Automated Radiology Report Generation Using Multimodal Foundation Models: A Systematic Review Of Clinical Accuracy And Safety
DOI:
https://doi.org/10.70082/vdzvtc32Abstract
Background: The global landscape of diagnostic radiology is currently navigating a precarious inflection point. As imaging volumes surge due to aging populations and expanded screening protocols, the workforce remains critically constrained. Recent global surveys indicate that over 53% of radiologists are experiencing burnout, with workforce shortages cited as a primary concern by nearly half of the profession. This systemic strain exacerbates the risk of diagnostic error—a phenomenon already estimated to affect approximately 40 million patients annually worldwide. Against this backdrop, the integration of Artificial Intelligence (AI), specifically Multimodal Foundation Models (MFMs), has emerged as a potential panacea. These models, capable of processing both visual and textual data, promise to automate the labor-intensive process of radiology report generation (RRG), thereby potentially alleviating clinician workload and standardizing diagnostic quality. However, the transition from experimental architectures to clinical deployment is fraught with challenges related to factual consistency, safety, and trust.

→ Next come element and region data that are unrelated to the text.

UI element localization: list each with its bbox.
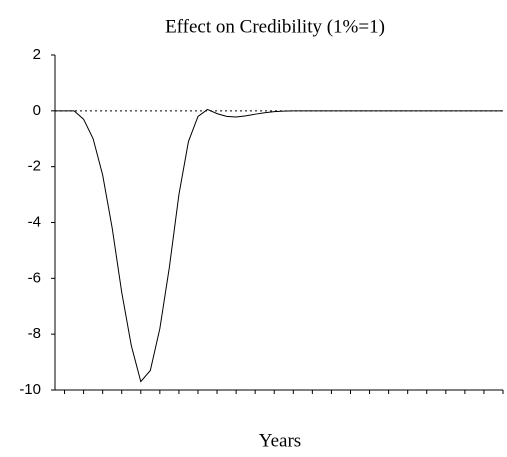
y-tick-label: -4	[28, 213, 41, 230]
y-tick-label: -8	[28, 325, 41, 342]
y-tick-label: -10	[19, 381, 41, 398]
chart-title: Effect on Credibility (1%=1)	[165, 16, 385, 37]
data-line	[55, 108, 503, 383]
x-axis-label: Years	[259, 430, 301, 451]
y-tick-label: -6	[28, 269, 41, 286]
y-tick-label: 2	[33, 46, 41, 63]
y-tick-label: 0	[33, 102, 41, 119]
y-tick-label: -2	[28, 158, 41, 175]
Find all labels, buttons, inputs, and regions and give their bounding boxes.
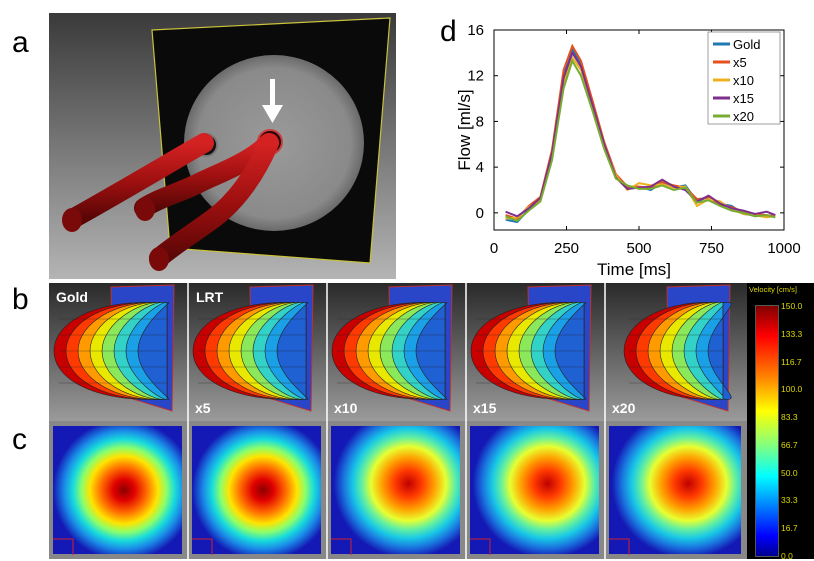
vessel-tube-3	[149, 133, 279, 268]
y-tick-label: 16	[467, 22, 484, 39]
series-line-x20	[505, 58, 776, 223]
x-tick-label: 1000	[767, 240, 800, 257]
series-line-x15	[505, 50, 776, 218]
vessel-tube-1	[64, 133, 214, 228]
panel-b-profiles	[49, 283, 747, 421]
x-axis-label: Time [ms]	[597, 260, 671, 279]
colorbar-gradient	[755, 305, 779, 557]
colorbar-tick-label: 150.0	[781, 301, 803, 311]
x-axis-ticks: 0 250 500 750 1000	[490, 30, 801, 257]
y-axis-ticks: 0 4 8 12 16	[467, 22, 784, 222]
colorbar-tick-label: 83.3	[781, 412, 798, 423]
colorbar-tick-label: 50.0	[781, 467, 798, 478]
label-lrt: LRT	[196, 289, 224, 305]
velocity-colorbar: Velocity [cm/s] 150.0 133.3 116.7 100.0 83.3…	[747, 283, 814, 561]
y-tick-label: 4	[476, 159, 484, 176]
colorbar-tick-label: 0.0	[781, 551, 793, 561]
x-tick-label: 250	[554, 240, 579, 257]
colorbar-tick-label: 100.0	[781, 384, 803, 395]
series-lines	[505, 43, 776, 224]
legend-entry: Gold	[733, 37, 760, 52]
arrow-icon	[262, 79, 283, 123]
legend: Gold x5 x10 x15 x20	[707, 31, 781, 125]
x-tick-label: 0	[490, 240, 498, 257]
legend-box	[707, 31, 781, 125]
legend-entry: x5	[733, 55, 747, 70]
panel-label-c: c	[12, 423, 27, 456]
legend-entry: x20	[733, 109, 754, 124]
panel-b-row: Gold LRT x5 x10 x15 x20	[49, 283, 747, 421]
colorbar-title: Velocity [cm/s]	[749, 285, 797, 294]
y-axis-label: Flow [ml/s]	[455, 89, 474, 170]
velocity-map	[192, 426, 321, 554]
label-gold: Gold	[56, 289, 88, 305]
label-x10: x10	[334, 400, 358, 416]
label-x20: x20	[612, 400, 636, 416]
vessel-tube-2	[134, 133, 279, 218]
legend-entry: x10	[733, 73, 754, 88]
panel-label-d: d	[440, 15, 457, 48]
label-x5: x5	[195, 400, 211, 416]
velocity-map	[609, 426, 741, 554]
colorbar-tick-label: 66.7	[781, 439, 798, 450]
label-x15: x15	[473, 400, 497, 416]
panel-label-b: b	[12, 283, 29, 316]
y-tick-label: 12	[467, 68, 484, 85]
velocity-map	[331, 426, 460, 554]
colorbar-tick-label: 16.7	[781, 523, 798, 534]
velocity-map	[470, 426, 599, 554]
x-tick-label: 500	[626, 240, 651, 257]
panel-c-row	[49, 421, 747, 559]
panel-d-flow-chart: 0 4 8 12 16 0 250 500 750 1000 Time [ms] Flow [m…	[455, 22, 801, 279]
legend-entry: x15	[733, 91, 754, 106]
colorbar-tick-label: 133.3	[781, 328, 803, 339]
panel-a-3d-rendering	[49, 13, 396, 279]
panel-label-a: a	[12, 26, 29, 59]
colorbar-tick-label: 116.7	[781, 356, 802, 367]
x-tick-label: 750	[699, 240, 724, 257]
y-tick-label: 8	[476, 113, 484, 130]
panel-c-velocity-maps	[49, 421, 747, 559]
colorbar-tick-label: 33.3	[781, 495, 798, 506]
velocity-map	[53, 426, 182, 554]
y-tick-label: 0	[476, 205, 484, 222]
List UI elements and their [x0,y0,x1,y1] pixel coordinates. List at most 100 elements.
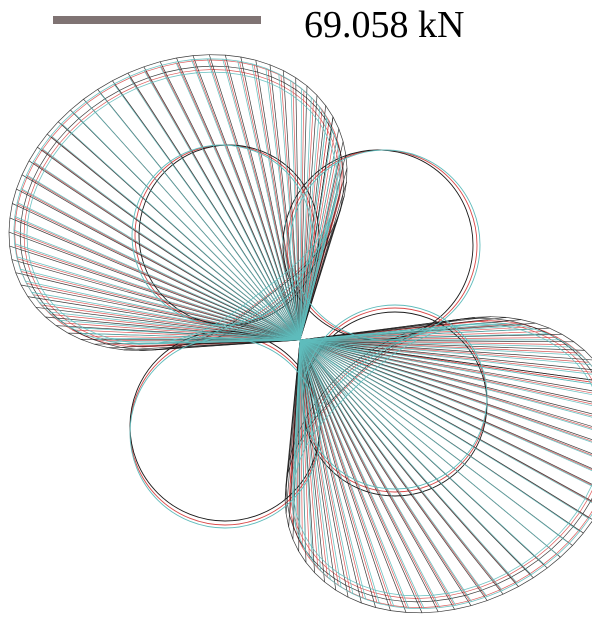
force-outline-segment [346,382,361,396]
force-outline-segment [46,121,59,135]
force-outline-segment [304,549,313,561]
force-outline-segment [14,243,17,257]
force-outline-segment [61,112,74,124]
force-outline-segment [346,168,348,183]
force-outline-segment [547,556,561,569]
force-spoke [299,339,592,403]
force-outline-segment [506,317,522,320]
force-spoke [299,339,592,485]
force-outline-segment [40,304,51,315]
force-outline-segment [584,350,592,359]
force-outline-segment [531,564,546,575]
force-spoke [41,147,301,341]
force-outline-segment [485,589,501,597]
force-outline-segment [16,188,22,203]
force-outline-segment [9,246,13,260]
force-outline-segment [294,461,300,475]
force-spoke [222,59,301,341]
force-outline-segment [287,458,293,473]
force-outline-segment [222,58,238,62]
force-spoke [299,339,558,556]
force-outline-segment [32,147,42,162]
force-outline-segment [73,102,88,114]
force-outline-segment [518,577,534,587]
force-outline-segment [502,582,518,591]
force-outline-segment [338,154,341,168]
force-outline-segment [361,602,376,608]
force-envelope [292,323,592,597]
force-spoke [299,339,592,455]
force-outline-segment [335,589,349,598]
force-outline-segment [572,532,584,546]
force-outline-segment [320,570,331,580]
force-outline-segment [176,55,194,59]
force-outline-segment [112,72,129,82]
force-spoke [299,339,592,443]
force-outline-segment [112,343,127,347]
force-outline-segment [486,590,503,597]
force-outline-segment [291,501,294,515]
force-spoke [299,339,592,418]
force-outline-segment [19,269,26,282]
force-outline-segment [198,324,214,333]
force-spoke [299,339,592,417]
force-outline-segment [69,327,83,334]
force-outline-segment [26,161,34,176]
force-outline-segment [191,58,208,61]
force-outline-segment [314,572,325,583]
force-outline-segment [421,606,438,608]
force-outline-segment [588,513,592,520]
force-spoke [299,339,592,441]
force-outline-segment [243,292,260,306]
force-outline-segment [311,560,321,571]
force-spoke [299,339,592,392]
force-outline-segment [161,62,178,68]
force-outline-segment [393,606,409,609]
force-spoke [237,60,301,341]
force-outline-segment [17,190,23,205]
force-outline-segment [21,176,28,191]
force-outline-segment [322,408,335,423]
force-outline-segment [13,216,16,231]
force-outline-segment [587,510,592,518]
force-outline-segment [11,259,17,273]
force-outline-segment [15,204,19,219]
force-outline-segment [559,339,572,348]
force-outline-segment [520,325,535,330]
force-outline-segment [94,343,109,349]
force-outline-segment [326,117,333,130]
force-outline-segment [535,322,550,329]
force-outline-segment [337,180,341,194]
force-outline-segment [237,60,253,65]
force-outline-segment [9,203,13,218]
force-envelope [289,321,592,599]
force-spoke [9,217,301,341]
force-outline-segment [455,601,472,606]
force-envelope [285,317,592,603]
force-outline-segment [108,347,124,351]
force-outline-segment [228,304,244,317]
force-outline-segment [430,328,447,335]
force-outline-segment [62,113,75,126]
force-outline-segment [491,322,507,324]
force-lobe-series-3 [291,322,592,609]
force-outline-segment [305,562,315,573]
force-outline-segment [292,514,297,527]
force-outline-segment [401,340,417,349]
force-outline-segment [375,607,391,611]
force-spoke [299,339,592,396]
force-outline-segment [97,80,113,90]
force-outline-segment [280,75,294,83]
force-outline-segment [27,296,37,308]
force-outline-segment [8,232,10,247]
force-outline-segment [21,160,30,175]
force-spoke [299,339,410,609]
force-outline-segment [145,66,162,72]
inner-loop-series-3 [129,144,488,529]
inner-loop [129,337,321,529]
force-outline-segment [502,586,519,595]
force-outline-segment [100,84,116,94]
force-outline-segment [284,500,287,514]
force-outline-segment [298,551,307,563]
force-outline-segment [128,70,145,78]
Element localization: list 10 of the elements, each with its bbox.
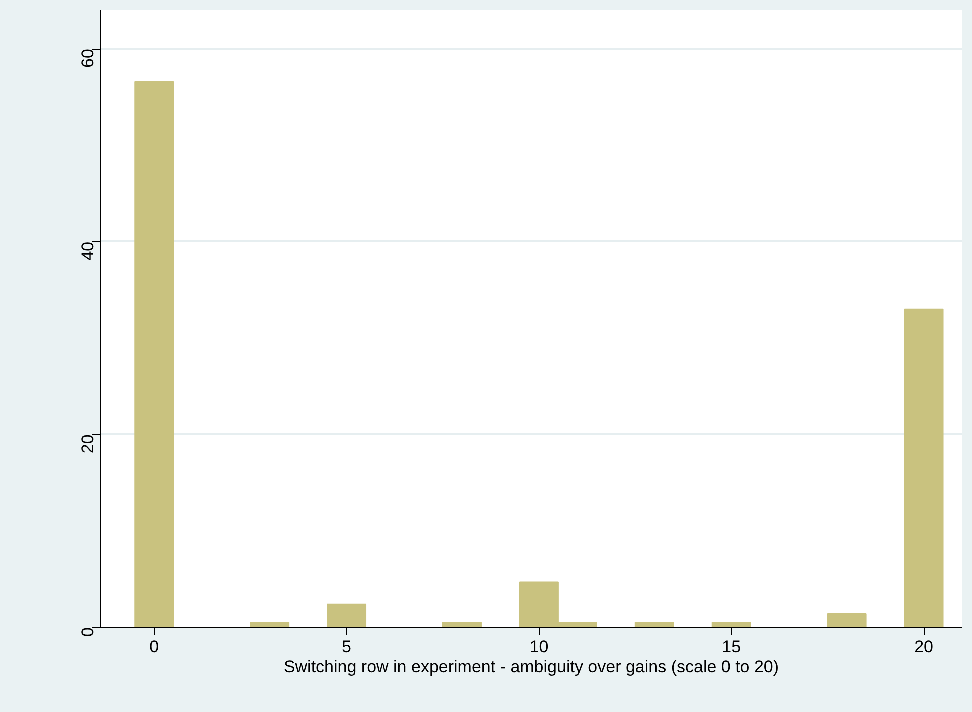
y-tick-label: 40	[78, 242, 98, 261]
y-tick-label: 60	[78, 49, 98, 68]
x-axis-title: Switching row in experiment - ambiguity over gains (scale 0 to 20)	[284, 658, 780, 676]
x-tick-label: 5	[342, 638, 352, 656]
y-tick-label: 0	[78, 627, 98, 637]
y-tick-label: 20	[78, 434, 98, 454]
x-tick-label: 15	[722, 638, 742, 656]
x-tick-label: 0	[150, 638, 160, 656]
x-tick-label: 20	[914, 638, 934, 656]
x-tick-label: 10	[530, 638, 549, 656]
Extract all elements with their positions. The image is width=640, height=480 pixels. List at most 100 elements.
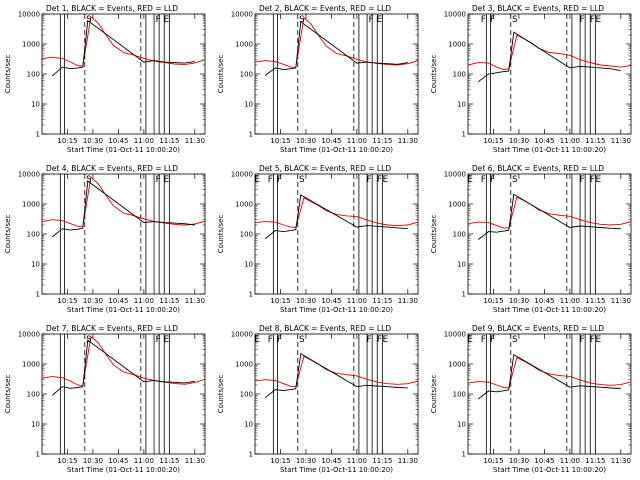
event-marker-label: F xyxy=(481,335,486,345)
event-marker-label: E xyxy=(254,175,260,185)
x-axis-label: Start Time (01-Oct-11 10:00:20) xyxy=(67,306,180,314)
chart-title: Det 7, BLACK = Events, RED = LLD xyxy=(46,324,178,333)
plot-frame xyxy=(41,333,206,455)
events-series-line xyxy=(477,31,621,83)
event-marker-label: E xyxy=(163,335,169,345)
x-tick-label: 11:30 xyxy=(611,137,631,145)
x-tick-label: 10:15 xyxy=(483,137,503,145)
x-tick-label: 11:15 xyxy=(585,137,605,145)
event-marker-label: F xyxy=(156,335,161,345)
event-marker-label: F xyxy=(490,15,495,25)
event-marker-label: E xyxy=(383,335,389,345)
x-tick-label: 11:30 xyxy=(611,297,631,305)
x-tick-label: 11:30 xyxy=(185,457,205,465)
y-tick-label: 100 xyxy=(453,71,466,79)
event-marker-label: E xyxy=(163,175,169,185)
x-tick-label: 10:45 xyxy=(534,457,554,465)
y-tick-label: 1000 xyxy=(448,361,466,369)
chart-panel-9: Det 9, BLACK = Events, RED = LLD 1 10 100 10… xyxy=(426,320,639,480)
x-tick-label: 10:15 xyxy=(57,457,77,465)
y-tick-label: 10000 xyxy=(18,331,40,339)
y-axis-label: Counts/sec xyxy=(4,375,12,414)
x-tick-label: 10:45 xyxy=(108,457,128,465)
event-marker-label: F xyxy=(481,175,486,185)
y-tick-label: 1 xyxy=(36,131,40,139)
plot-area xyxy=(42,334,205,454)
x-tick-label: 11:00 xyxy=(347,457,367,465)
events-series-line xyxy=(51,339,195,396)
lld-series-line xyxy=(468,196,631,229)
event-marker-label: S xyxy=(86,15,92,25)
plot-area xyxy=(255,334,418,454)
x-tick-label: 11:00 xyxy=(347,137,367,145)
events-series-line xyxy=(477,353,621,400)
x-axis-label: Start Time (01-Oct-11 10:00:20) xyxy=(67,146,180,154)
x-tick-label: 10:45 xyxy=(108,137,128,145)
x-tick-label: 11:00 xyxy=(134,137,154,145)
x-tick-label: 10:15 xyxy=(270,137,290,145)
y-tick-label: 10000 xyxy=(444,331,466,339)
chart-title: Det 4, BLACK = Events, RED = LLD xyxy=(46,164,178,173)
events-series-line xyxy=(264,20,408,76)
chart-svg: Det 6, BLACK = Events, RED = LLD 1 10 100 10… xyxy=(430,164,632,314)
y-tick-label: 10 xyxy=(244,421,253,429)
y-tick-label: 10000 xyxy=(231,331,253,339)
y-tick-label: 1 xyxy=(462,131,466,139)
x-axis-label: Start Time (01-Oct-11 10:00:20) xyxy=(280,306,393,314)
event-marker-label: F xyxy=(590,335,595,345)
event-marker-label: F xyxy=(156,175,161,185)
event-marker-label: F xyxy=(277,335,282,345)
lld-series-line xyxy=(468,356,631,389)
x-tick-label: 10:45 xyxy=(321,137,341,145)
x-axis-label: Start Time (01-Oct-11 10:00:20) xyxy=(493,466,606,474)
chart-svg: Det 4, BLACK = Events, RED = LLD 1 10 100 10… xyxy=(4,164,206,314)
plot-frame xyxy=(254,13,419,135)
y-tick-label: 1 xyxy=(462,451,466,459)
event-marker-label: S xyxy=(86,335,92,345)
y-tick-label: 100 xyxy=(27,71,40,79)
y-tick-label: 10 xyxy=(244,101,253,109)
lld-series-line xyxy=(42,16,205,67)
x-tick-label: 10:30 xyxy=(296,457,316,465)
chart-svg: Det 3, BLACK = Events, RED = LLD 1 10 100 10… xyxy=(430,4,632,154)
chart-svg: Det 2, BLACK = Events, RED = LLD 1 10 100 10… xyxy=(217,4,419,154)
plot-area xyxy=(255,174,418,294)
event-marker-label: E xyxy=(596,175,602,185)
event-marker-label: F xyxy=(156,15,161,25)
plot-frame xyxy=(254,173,419,295)
y-tick-label: 10000 xyxy=(231,11,253,19)
event-marker-label: F xyxy=(268,335,273,345)
chart-svg: Det 8, BLACK = Events, RED = LLD 1 10 100 10… xyxy=(217,324,419,474)
x-tick-label: 10:45 xyxy=(108,297,128,305)
lld-series-line xyxy=(42,335,205,387)
y-axis-label: Counts/sec xyxy=(430,215,438,254)
event-marker-label: F xyxy=(369,15,374,25)
event-marker-label: S xyxy=(299,15,305,25)
y-tick-label: 100 xyxy=(27,391,40,399)
x-tick-label: 10:15 xyxy=(57,137,77,145)
y-tick-label: 1000 xyxy=(448,41,466,49)
x-tick-label: 10:30 xyxy=(296,297,316,305)
y-tick-label: 10 xyxy=(457,261,466,269)
event-marker-label: S xyxy=(512,15,518,25)
event-marker-label: E xyxy=(596,335,602,345)
x-tick-label: 10:30 xyxy=(509,297,529,305)
events-series-line xyxy=(51,180,195,238)
x-tick-label: 10:30 xyxy=(83,137,103,145)
y-tick-label: 1 xyxy=(249,131,253,139)
plot-frame xyxy=(41,173,206,295)
x-tick-label: 11:30 xyxy=(611,457,631,465)
event-marker-label: F xyxy=(268,175,273,185)
x-tick-label: 11:00 xyxy=(560,457,580,465)
x-tick-label: 10:30 xyxy=(83,457,103,465)
x-tick-label: 10:30 xyxy=(509,137,529,145)
plot-frame xyxy=(254,333,419,455)
x-tick-label: 11:30 xyxy=(185,137,205,145)
y-axis-label: Counts/sec xyxy=(430,55,438,94)
x-tick-label: 11:15 xyxy=(372,457,392,465)
y-tick-label: 1000 xyxy=(448,201,466,209)
event-marker-label: F xyxy=(481,15,486,25)
chart-title: Det 1, BLACK = Events, RED = LLD xyxy=(46,4,178,13)
lld-series-line xyxy=(468,34,631,71)
x-tick-label: 11:30 xyxy=(398,137,418,145)
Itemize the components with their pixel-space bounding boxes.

Objective: This systematic review aims to provide an exhaustive, nuanced evaluation of the current state of automated radiology report generation using MFMs.
Methods: A comprehensive systematic literature search was conducted across major medical and technical databases covering the period from 2020 to 2025. The review adhered to PRISMA guidelines where applicable. Inclusion criteria prioritized studies that evaluated MFMs on standard benchmarks (MIMIC-CXR, CheXpert) or through direct comparison with board-certified radiologists.
Results: The review reveals a distinct dichotomy in MFM performance: while linguistic fluency has achieved near-human levels, factual reliability remains volatile. It was demonstrated that a Fact-Aware Multimodal Retrieval-Augmented Generation (FactMM-RAG) pipeline significantly outperforms standard foundation models. By grounding generation in retrieved, factually distinct report pairs mined via RadGraph, FactMM-RAG achieved a 6.5% improvement in F1CheXbert and a 2% improvement in F1RadGraph on the MIMIC-CXR dataset compared to state-of-the-art retrievers. Conversely, large-scale comparative studies indicate that generalist models like GPT-4V and Gemini Pro Vision still trail human radiologists in diagnostic accuracy (49% vs. 61% in complex cases), although they show promise as "second readers" in specific subspecialties like chest radiology.
Safety analysis presents the most concerning findings. A multimodal evaluation reported a 74.4% overall hallucination rate across leading visual language models, with a predominance of "fabricated imaging findings" that are statistically plausible but visually absent. The review identifies a "Plausibility Paradox" where the most advanced models (e.g., Gemini 2.0) generate the most convincing, yet factually hallucinated, reports, posing a high risk of automation bias. However, specialized models like MAIRA-X have reduced critical error rates to 4.6%, approaching the human baseline of 3.0%.
Conclusion: The era of autonomous radiology reporting has not yet arrived, but the era of AI-augmented reporting is imminent. Retrieval-augmented architectures represent a critical leap forward, offering a mechanism to constrain the stochastic nature of generative AI with verified clinical facts. While current hallucination rates preclude independent use, the potential for these systems to democratize access to high-quality diagnostics—particularly in underserved regions—is profound. Future implementation must prioritize "human-in-the-loop" workflows, robust uncertainty quantification, and the development of safety-critical metrics that penalize plausible fabrications.